На улице он зажмурился, ощущая на веках тёплое давление солнца - грубое, прямое, лишённое всякой тайны. И где-то в глубине, под слоями холодной ясности, дрогнуло что-то вроде нежности - не к сдержанности, а к той самой девочке с зелёной тетрадью, которая смотрела на тени, думая, что видит настоящее. А он-то знал, что настоящее - это и есть тень. И больше ничего.

Через двадцать лет

Он не признался бы себе в поиске, но маршруты его неспешных прогулок упрямо закруглялись возле тихих кварталов с ретро-библиотеками и галереями одного художника. Случайность, как пыль, покрывала всё - и он позволял ей это делать, сохраняя внутреннюю позу человека, изучающего узор этой самой пыли под микроскопом. Ему было за шестьдесят; желание увидеть то самое не угасло, а превратилось в сухую, лёгкую, почти невесомую навязчивость, как застрявшая между зубов нить - не больно, но постоянно напоминает о себе языку.

Они встретились на выставке оптических иллюзий. Ирония, подумал он, была бы слишком грубым инструментом для этой встречи; скорее, это была логичная пунктуация, точка в предложении, которое писалось сорок лет.

Ей было, наверное, сорок пять. Он узнал её не сразу - узнал позу: ту же сосредоточенную неподвижность перед холстом, на котором мерцали переливающиеся квадраты. Тот же слегка склонённый затылок, ту же невидимую границу между ней и миром. Но когда она повернулась, он увидел лицо, с которым время обошлось не как разрушитель, а как умелый реставратор: проявило каркас, усилило линии, углубило взгляд. В её глазах не было ни намёка на ту девочку - только её окончательный, отчётливый негатив.

- Вы, - сказала она. Никакого удивления. Только констатация, как если бы наконец-то проявилась задержавшаяся фотография. - Я думала, мы больше не встретимся.

Он поднял руку в едва уловимом, старомодном жесте - не то чтобы приветствие, не то чтобы защита от света.

- Мир тесен, - произнёс он, и фраза прозвучала плоской монетой в тихом зале. - А иллюзии - ещё теснее.

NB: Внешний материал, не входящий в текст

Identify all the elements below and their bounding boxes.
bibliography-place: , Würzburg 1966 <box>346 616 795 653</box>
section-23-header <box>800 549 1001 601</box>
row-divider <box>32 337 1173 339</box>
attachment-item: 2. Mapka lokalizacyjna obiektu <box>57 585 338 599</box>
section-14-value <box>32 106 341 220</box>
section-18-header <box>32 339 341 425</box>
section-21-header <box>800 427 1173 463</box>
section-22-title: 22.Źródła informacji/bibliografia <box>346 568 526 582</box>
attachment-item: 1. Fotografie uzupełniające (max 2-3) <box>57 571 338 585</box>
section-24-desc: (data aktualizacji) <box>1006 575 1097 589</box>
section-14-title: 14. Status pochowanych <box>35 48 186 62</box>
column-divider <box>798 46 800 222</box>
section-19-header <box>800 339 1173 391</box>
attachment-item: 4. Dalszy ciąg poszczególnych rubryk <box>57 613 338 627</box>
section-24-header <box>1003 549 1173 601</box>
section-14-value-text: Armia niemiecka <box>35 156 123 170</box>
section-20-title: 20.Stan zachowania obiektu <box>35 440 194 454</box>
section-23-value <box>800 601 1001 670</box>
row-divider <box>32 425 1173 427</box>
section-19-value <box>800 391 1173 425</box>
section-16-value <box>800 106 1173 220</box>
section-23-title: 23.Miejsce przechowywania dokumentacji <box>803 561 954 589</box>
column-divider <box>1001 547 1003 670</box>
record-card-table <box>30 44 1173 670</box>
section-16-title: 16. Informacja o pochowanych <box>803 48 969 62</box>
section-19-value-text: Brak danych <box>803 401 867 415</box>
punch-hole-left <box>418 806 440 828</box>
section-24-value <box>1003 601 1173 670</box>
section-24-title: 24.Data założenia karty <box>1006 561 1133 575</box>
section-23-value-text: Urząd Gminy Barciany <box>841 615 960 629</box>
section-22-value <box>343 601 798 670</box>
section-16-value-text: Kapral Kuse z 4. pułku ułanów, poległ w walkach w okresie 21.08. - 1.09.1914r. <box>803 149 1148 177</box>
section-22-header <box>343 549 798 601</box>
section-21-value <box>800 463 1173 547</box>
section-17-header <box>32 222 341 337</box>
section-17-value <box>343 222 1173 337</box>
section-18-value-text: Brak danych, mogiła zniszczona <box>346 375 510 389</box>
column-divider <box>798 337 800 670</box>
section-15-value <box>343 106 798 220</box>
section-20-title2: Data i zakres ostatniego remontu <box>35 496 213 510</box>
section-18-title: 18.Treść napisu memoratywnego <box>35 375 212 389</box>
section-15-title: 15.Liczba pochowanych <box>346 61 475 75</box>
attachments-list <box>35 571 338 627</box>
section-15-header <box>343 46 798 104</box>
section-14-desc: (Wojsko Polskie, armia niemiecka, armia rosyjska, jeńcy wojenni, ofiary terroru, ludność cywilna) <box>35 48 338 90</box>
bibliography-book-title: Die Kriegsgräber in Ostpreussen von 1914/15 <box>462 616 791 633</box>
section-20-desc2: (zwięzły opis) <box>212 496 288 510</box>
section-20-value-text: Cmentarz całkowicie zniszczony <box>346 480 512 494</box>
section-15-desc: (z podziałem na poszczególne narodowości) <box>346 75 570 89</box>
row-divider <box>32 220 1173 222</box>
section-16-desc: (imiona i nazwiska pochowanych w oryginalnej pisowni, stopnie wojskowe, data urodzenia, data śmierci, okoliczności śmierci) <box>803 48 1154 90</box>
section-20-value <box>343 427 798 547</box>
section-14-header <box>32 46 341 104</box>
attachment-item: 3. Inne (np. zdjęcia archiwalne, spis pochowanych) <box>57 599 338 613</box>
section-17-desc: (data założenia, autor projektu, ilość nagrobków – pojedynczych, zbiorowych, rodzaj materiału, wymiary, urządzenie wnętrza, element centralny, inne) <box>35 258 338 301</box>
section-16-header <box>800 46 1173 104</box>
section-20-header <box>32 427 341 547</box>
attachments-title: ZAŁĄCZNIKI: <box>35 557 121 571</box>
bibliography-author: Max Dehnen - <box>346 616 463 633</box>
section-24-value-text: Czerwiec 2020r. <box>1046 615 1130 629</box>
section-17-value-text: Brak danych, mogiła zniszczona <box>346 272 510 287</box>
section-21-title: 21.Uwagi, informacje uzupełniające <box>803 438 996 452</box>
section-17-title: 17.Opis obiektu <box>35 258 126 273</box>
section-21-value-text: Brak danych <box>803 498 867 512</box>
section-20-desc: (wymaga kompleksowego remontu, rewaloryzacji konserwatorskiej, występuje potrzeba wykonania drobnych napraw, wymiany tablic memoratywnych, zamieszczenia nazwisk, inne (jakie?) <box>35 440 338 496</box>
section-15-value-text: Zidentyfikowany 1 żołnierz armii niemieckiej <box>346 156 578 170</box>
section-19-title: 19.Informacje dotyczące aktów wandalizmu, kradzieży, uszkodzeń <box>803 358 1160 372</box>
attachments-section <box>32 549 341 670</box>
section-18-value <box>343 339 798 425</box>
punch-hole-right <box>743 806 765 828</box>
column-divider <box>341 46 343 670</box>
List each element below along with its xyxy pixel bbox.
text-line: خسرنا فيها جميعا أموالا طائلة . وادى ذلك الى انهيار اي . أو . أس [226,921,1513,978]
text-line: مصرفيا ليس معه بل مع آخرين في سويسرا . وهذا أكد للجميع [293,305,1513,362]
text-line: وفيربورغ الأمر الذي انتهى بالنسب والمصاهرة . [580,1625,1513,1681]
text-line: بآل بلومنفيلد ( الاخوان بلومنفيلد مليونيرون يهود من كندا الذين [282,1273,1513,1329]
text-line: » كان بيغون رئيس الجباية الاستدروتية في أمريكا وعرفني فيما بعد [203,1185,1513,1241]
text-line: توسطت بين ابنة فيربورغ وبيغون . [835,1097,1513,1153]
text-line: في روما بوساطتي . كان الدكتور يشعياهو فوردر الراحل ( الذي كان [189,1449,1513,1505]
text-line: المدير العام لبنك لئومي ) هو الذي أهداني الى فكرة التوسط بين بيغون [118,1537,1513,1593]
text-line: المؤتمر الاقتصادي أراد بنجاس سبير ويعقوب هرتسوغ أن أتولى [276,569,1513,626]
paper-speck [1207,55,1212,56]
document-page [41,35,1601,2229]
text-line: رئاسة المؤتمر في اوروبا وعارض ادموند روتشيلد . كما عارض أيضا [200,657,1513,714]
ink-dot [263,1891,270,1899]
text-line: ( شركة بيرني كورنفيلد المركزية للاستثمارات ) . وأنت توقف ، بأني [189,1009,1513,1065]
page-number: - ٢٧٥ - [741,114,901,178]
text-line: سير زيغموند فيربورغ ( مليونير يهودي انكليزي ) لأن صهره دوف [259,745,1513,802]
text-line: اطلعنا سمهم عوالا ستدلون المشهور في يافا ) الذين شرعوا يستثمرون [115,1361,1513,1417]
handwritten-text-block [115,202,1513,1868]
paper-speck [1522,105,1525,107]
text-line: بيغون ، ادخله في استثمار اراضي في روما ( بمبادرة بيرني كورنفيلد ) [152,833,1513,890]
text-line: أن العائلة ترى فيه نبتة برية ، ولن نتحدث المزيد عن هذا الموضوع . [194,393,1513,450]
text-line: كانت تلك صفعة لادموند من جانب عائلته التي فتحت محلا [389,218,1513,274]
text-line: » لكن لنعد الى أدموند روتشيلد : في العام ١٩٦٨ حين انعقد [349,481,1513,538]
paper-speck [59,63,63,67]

Она улыбнулась, и в этой улыбке была странная снисходительность - не к нему, а к самой ситуации, к предсказуемости их диалога.

- Вы всё ещё собираете фрагменты? - спросила она, и её голос приобрёл лёгкую, профессиональную глубину. Он понял: она говорит с ним на его языке, но уже как эксперт со стороны.

- Фрагменты рассыпались, - ответил он, глядя мимо неё на мерцающую картину. - Осталось только одно изображение. Одно. И оно неполное.

Он впервые в жизни произнёс это вслух. Признание прозвучало не как исповедь, а как коррекция научного каталога.

Она кивнула, как будто ждала именно этого.

- Зелёная тетрадь, - сказала она просто. - Клякса в форме облака. Вы спрашивали о колесе, но колеса не было. Была только тень от вешалки в углу. Она падала на тетрадь и делила кляксу пополам.

Он замер. Его память, та самая безупречная камера-обскура, дала сбой. В его записях не было тени от вешалки. Было колесо. Яркое, подпрыгивающее, живое. Его сердце - этот старый, точный механизм - стукнуло один раз, гулко, как будто внутри пустого зала.

- Вы уверены? - спросил он, и в его голосе прозвучал тот же тон, что и двадцать лет назад: профессиональный интерес, за которым скрывалась пропасть.

- Абсолютно, - её ответ был твёрдым, как гранитная плита. - Я потом много лет видела ту тень во сне. Она была важнее самой кляксы. Она была рамкой.

Он закрыл глаза. На его внутреннем экране два изображения наложились друг на друга: его колесо и её тень. Они не совпадали. Они отрицали друг друга. И в этом отрицании, в этой щели между версиями, таилось то самое "неполное" изображение, которое он искал всю жизнь. Не правда, а само искажение. Не память, а её изъян.

- Я хотел увидеть это снова, - тихо сказал он, уже не ей, а самому себе, стене, пустоте. - Не вас. Не даже ту сцену. А ту самую чистоту восприятия. Момент до того, как картинка сложилась в историю.

Она посмотрела на него долго и внимательно, как врач изучает редкий симптом.

- А он и не сложился, - наконец произнесла она. - У меня - в тень от вешалки. У вас - в прыгающее колесо. История так и не началась. Она застряла в камере-обскуре навсегда.

Он почувствовал, как что-то внутри него - какая-то старая, натянутая струна - тихо лопнула и беззвучно опала. Не боль, а облегчение. Пленка, наконец, порвалась. Проекция исчезла.

- Значит, я всё-таки увидел, - пробормотал он.

- Что именно?

- Что главное достоинство изображения не в его точности, а в его слепоте. В том, чего в нём нет. В тени, которой не было на моей стене.

Она взяла сумочку, собираясь уходить. На прощание она обернулась, и в её взгляде он, наконец, увидел не девочку, не женщину, а соавтора. Соавтора призрачного произведения, которое они писали сорок лет, не зная друг о друге.

- Знаете, - сказала она уже от двери, - иногда мне кажется, что мы с вами так и остались по разные стороны той стены. Вы - в тёмной комнате. Я - в ярком свете, который отбрасывал тень. И ни одно из изображений не было ложным.

Она вышла. Он остался один среди иллюзий, которые теперь казались ему удивительно плоскими и грубыми.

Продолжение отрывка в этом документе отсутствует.